AI has become a regular part of how I work. It helps me move faster, think more clearly, and cut down on the small stuff that can slow me down. I use it to draft, summarize, analyze, and explore ideas. When I’m intentional about how I use it, AI is a real force multiplier.

The more I rely on AI, the more intentional I’ve had to be about where it fits and where it doesn’t.

Not everything should be automated. Some tasks actually benefit from a little friction. Others need judgment, accountability, or context that no tool can fully grasp. Figuring out when not to use AI is just as important as knowing where it helps.

At the team or company level, moving fast for its own sake risks trust, clarity, and responsibility.

When decisions require ownership

AI is great at surfacing options, spotting patterns, and laying out tradeoffs. It can help me think through scenarios and challenge my assumptions. But it can’t own the outcome of a decision.

Final decisions need real judgment. They mean understanding the human impact, the dynamics of the team, timing, and long-term consequences that rarely show up in the data. As a leader, I’ve found that accountability and decision making go hand in hand.

I use AI to inform my decisions, not to make them for me. When things go sideways, people want clarity and ownership from their leaders - not a technical explanation about what a model said.

When evaluating people and performance

Performance evaluation is one of the most sensitive responsibilities a leader holds.

Performance is shaped by context, constraints, collaboration, growth, and unseen effort. AI can gather facts but not understand the human side.

Performance conversations need discernment, empathy, and trust. They’re as much about listening as they are about analysis. Handing this off to a tool just creates distance at the exact moment when being present matters most.

That’s why I keep performance evaluation a fully human responsibility.

When conversations are difficult or uncomfortable

Some leadership moments are just uncomfortable. Addressing misalignment, giving tough feedback, or working through conflict aren't things you can, or should, try to optimize away.

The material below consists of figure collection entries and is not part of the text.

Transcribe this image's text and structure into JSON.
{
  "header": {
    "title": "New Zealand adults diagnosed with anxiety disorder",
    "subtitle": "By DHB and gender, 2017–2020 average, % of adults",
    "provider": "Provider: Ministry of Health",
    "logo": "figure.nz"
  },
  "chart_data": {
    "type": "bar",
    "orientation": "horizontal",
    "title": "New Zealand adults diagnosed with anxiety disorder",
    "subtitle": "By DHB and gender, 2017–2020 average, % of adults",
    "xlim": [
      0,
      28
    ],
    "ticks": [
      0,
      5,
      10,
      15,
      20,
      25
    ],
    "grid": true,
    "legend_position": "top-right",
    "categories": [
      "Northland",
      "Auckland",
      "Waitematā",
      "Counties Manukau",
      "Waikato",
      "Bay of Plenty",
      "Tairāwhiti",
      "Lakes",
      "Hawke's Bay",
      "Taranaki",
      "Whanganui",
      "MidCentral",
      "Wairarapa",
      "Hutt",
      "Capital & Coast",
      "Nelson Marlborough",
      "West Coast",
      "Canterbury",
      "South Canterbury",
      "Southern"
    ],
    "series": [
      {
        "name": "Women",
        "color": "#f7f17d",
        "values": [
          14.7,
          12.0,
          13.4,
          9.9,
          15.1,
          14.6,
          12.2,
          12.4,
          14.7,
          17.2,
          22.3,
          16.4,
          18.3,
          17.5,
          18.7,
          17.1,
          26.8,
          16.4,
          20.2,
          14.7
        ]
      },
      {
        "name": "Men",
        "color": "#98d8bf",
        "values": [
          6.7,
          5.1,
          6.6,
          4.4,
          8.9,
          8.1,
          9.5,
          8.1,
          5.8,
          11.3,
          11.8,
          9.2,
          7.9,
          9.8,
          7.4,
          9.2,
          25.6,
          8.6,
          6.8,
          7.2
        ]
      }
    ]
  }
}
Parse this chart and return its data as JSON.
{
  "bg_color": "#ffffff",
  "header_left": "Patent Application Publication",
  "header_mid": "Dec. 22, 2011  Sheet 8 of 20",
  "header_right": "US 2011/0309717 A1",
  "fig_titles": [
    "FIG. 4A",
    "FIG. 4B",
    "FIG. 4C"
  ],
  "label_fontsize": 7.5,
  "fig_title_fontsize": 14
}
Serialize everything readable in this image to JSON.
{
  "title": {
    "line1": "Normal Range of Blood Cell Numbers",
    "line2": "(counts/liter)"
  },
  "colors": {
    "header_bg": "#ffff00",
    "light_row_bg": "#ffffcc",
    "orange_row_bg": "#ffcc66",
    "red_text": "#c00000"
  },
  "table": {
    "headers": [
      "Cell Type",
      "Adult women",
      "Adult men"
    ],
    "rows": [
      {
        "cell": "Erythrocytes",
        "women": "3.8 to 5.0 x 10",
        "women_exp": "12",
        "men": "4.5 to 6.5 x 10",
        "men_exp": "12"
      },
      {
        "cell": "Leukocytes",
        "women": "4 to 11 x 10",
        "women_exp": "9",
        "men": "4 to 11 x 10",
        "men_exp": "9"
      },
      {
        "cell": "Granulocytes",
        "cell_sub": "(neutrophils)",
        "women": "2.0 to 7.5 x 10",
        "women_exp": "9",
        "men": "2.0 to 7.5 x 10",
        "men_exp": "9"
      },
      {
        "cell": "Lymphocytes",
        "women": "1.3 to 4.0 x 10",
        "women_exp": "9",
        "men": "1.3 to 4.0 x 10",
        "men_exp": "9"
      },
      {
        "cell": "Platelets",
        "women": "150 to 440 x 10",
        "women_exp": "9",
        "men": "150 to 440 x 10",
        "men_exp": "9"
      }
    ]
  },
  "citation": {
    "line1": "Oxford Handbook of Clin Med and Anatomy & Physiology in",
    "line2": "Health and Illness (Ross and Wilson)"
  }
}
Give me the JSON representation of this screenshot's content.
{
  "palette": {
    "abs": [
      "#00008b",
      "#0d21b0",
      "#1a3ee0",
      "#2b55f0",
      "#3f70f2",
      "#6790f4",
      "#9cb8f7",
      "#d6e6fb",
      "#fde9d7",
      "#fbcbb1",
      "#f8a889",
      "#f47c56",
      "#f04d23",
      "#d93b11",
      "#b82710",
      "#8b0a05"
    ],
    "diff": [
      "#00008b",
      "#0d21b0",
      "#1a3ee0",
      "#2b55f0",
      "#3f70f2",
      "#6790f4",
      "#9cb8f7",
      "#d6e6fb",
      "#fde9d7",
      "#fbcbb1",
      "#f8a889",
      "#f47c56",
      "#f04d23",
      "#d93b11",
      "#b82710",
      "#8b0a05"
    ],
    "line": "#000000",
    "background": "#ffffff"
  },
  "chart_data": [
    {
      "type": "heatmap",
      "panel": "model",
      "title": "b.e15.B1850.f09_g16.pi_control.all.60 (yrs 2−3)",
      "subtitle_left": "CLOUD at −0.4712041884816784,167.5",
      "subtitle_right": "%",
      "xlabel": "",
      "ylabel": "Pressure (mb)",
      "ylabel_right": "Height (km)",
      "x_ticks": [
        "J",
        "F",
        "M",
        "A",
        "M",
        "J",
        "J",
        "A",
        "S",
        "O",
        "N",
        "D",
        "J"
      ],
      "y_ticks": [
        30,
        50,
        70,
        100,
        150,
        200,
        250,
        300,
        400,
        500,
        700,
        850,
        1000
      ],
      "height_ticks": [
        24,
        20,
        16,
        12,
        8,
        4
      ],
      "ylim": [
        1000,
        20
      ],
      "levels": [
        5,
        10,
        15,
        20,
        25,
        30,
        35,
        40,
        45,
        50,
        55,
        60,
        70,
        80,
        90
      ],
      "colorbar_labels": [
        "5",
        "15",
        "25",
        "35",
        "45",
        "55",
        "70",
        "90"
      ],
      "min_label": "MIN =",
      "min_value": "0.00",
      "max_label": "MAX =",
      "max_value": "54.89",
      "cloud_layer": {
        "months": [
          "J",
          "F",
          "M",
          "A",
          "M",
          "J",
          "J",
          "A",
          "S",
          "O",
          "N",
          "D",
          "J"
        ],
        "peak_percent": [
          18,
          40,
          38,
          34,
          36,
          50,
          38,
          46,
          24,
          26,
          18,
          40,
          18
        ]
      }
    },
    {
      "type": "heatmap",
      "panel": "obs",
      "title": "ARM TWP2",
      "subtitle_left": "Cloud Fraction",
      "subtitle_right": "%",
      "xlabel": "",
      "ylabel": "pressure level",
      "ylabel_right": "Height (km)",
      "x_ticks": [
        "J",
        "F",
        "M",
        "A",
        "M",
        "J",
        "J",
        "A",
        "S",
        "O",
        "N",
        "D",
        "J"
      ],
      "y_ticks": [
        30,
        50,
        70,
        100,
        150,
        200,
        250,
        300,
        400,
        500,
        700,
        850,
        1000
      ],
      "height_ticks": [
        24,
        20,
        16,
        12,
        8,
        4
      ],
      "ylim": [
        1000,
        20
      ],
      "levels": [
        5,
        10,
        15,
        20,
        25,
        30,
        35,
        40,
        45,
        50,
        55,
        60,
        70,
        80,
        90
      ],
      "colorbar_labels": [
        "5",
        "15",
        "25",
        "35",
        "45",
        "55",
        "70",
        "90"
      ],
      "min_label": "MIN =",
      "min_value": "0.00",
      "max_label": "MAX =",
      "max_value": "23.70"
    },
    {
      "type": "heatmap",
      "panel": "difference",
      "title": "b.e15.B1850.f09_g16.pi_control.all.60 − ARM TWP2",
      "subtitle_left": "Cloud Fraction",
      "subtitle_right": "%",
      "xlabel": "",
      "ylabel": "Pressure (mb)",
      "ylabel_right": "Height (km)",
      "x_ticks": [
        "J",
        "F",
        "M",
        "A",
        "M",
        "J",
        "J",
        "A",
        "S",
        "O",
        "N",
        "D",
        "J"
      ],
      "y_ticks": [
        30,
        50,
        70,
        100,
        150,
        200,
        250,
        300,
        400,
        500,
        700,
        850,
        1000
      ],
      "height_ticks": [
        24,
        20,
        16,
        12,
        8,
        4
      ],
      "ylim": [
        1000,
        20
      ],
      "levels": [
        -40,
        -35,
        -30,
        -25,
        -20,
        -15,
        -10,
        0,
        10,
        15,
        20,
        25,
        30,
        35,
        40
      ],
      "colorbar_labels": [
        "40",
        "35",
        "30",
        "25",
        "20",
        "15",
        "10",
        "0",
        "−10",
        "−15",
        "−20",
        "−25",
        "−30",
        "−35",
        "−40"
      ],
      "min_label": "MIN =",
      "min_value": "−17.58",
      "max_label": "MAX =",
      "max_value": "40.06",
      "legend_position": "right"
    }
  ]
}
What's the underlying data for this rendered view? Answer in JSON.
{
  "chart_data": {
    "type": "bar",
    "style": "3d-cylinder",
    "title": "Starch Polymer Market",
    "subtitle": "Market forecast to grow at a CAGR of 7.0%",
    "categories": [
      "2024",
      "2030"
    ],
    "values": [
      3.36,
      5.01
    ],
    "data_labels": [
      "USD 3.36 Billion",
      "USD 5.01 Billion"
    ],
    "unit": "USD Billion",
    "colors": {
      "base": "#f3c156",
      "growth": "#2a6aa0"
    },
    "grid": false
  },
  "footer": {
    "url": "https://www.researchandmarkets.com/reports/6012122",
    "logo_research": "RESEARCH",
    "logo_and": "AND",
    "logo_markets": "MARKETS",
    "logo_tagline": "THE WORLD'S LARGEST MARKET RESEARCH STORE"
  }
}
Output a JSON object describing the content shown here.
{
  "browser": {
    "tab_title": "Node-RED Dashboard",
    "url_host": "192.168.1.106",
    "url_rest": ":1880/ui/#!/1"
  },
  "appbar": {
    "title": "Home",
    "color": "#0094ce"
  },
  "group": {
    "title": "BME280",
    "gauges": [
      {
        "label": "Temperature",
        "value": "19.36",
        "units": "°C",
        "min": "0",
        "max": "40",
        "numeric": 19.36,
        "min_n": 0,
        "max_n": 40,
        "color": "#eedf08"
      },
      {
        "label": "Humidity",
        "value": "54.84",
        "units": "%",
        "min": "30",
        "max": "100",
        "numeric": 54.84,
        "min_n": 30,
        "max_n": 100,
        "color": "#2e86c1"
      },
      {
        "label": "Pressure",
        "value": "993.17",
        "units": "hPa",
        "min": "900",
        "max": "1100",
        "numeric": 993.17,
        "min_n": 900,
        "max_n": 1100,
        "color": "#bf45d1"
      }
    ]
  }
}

AI can help prepare by organizing thoughts or clarifying intent, but shouldn't replace direct communication.

Trust is built through presence, honesty, and follow-through. Outsourcing hard conversations undermines the relationships leaders are responsible for maintaining. If a conversation matters, it deserves full attention.

When defining strategy and direction

Strategy isn't just a list of recommendations or trends. It's about making intentional choices: where to focus, where to invest, and what tradeoffs to make.

Those choices are shaped by values, risk tolerance, and long-term direction. They require leaders to get aligned and to say no to good ideas so they can say yes to better ones.

AI can offer perspective and analysis, but shouldn't define strategy or replace leadership judgment. Setting direction remains a human job.

Why these boundaries matter

These boundaries aren’t about holding AI back. They’re about protecting what makes leadership clear and effective.

If AI replaces judgment, accountability gets fuzzy. If it replaces presence, trust slips. Unthinking automation creates distance, not leverage.

Being clear about where AI doesn’t belong helps teams know what to expect and builds trust that we’re using technology responsibly.

Keeping leadership visible

The goal isn’t just more automation. It’s better leadership.

AI is most effective when it sharpens thinking, reduces unnecessary friction, and supports human decision-making. Used this way, it strengthens leadership rather than weakening it.

In summary: Use AI to assist, not replace, human judgment, especially in decisions, performance evaluation, hard conversations, and setting strategy. Setting clear boundaries on AI use ensures leadership remains accountable, trustworthy, and human-focused.